K-pop stars like Luna from f(x) also run their own YouTube channels where they upload goofy videos, behind-the-scenes clips and promote their music videos. Some even use the channel as a tool to show different sides of themselves.
According to a survey conducted on 1,000 South Korean men and women aged 15 to 60 by Korea Internet Corporations Association in March, over 79 percent of 50-somethings said they use YouTube to watch videos on their phones. This percentage was slightly higher than 30-somethings (77.3 percent) and those in their 40s (77.4 percent).
Another survey result from Wiseapp also showed that Koreans in their 50s spent 5.1 billion minutes on YouTube per month, compared to those in their 30s and 40s who spent 4.2 billion and 3.8 billion minutes, respectively.
More YouTube channels targeting seniors are popping up as older generations become major YouTube viewers, absorbing information and enjoying their favorite shows on the video platform. For instance, conservative one-person media channels cater to senior viewers.

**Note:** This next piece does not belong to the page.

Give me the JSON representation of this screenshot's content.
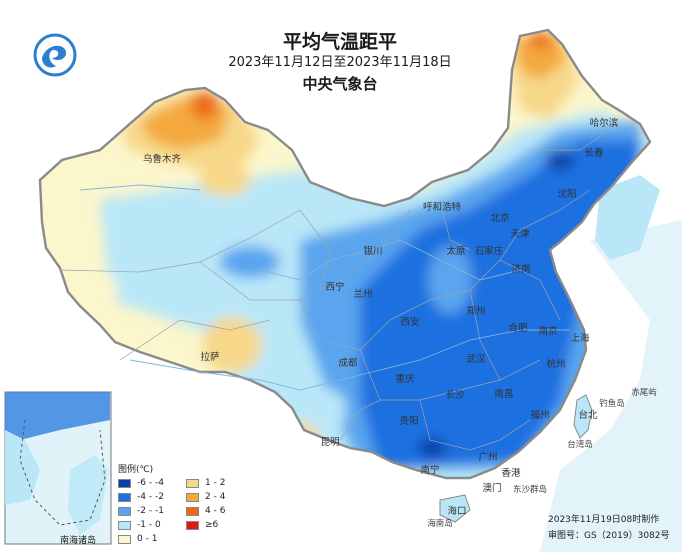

However, viewers’ discretion is required, experts said, because some such one-person news commentary channels often churn out fake news or unchecked information.
“Such videos can create bias, since creators believe what they made and uploaded on YouTube is fact. This makes watchers, especially those in their 50s and 60s, easily believe what they hear and watch,” said Lee Taek-gwang, professor of British and American cultural studies at Kyung Hee University in a recent radio interview.
As for such concerns, YouTube has released an official statement that it is vocal about its efforts to curb the spread of fake news.
Na Dong-hyun, better known by his alias “Great Library,” is one of the most influential YouTubers and top live streamers in South Korea. Na said one-person media is not a revolution of contents, but a revolution of media circulation.
“Previously, one had to go through broadcast stations to sell contents. However, the distribution of contents can be done without going through other channels,” he said in a recent interview. “But now, selling contents overseas is even possible via YouTube, as it can reach watchers in the US and the advertisers there want to pay for their ads in front of Korean YouTube videos.”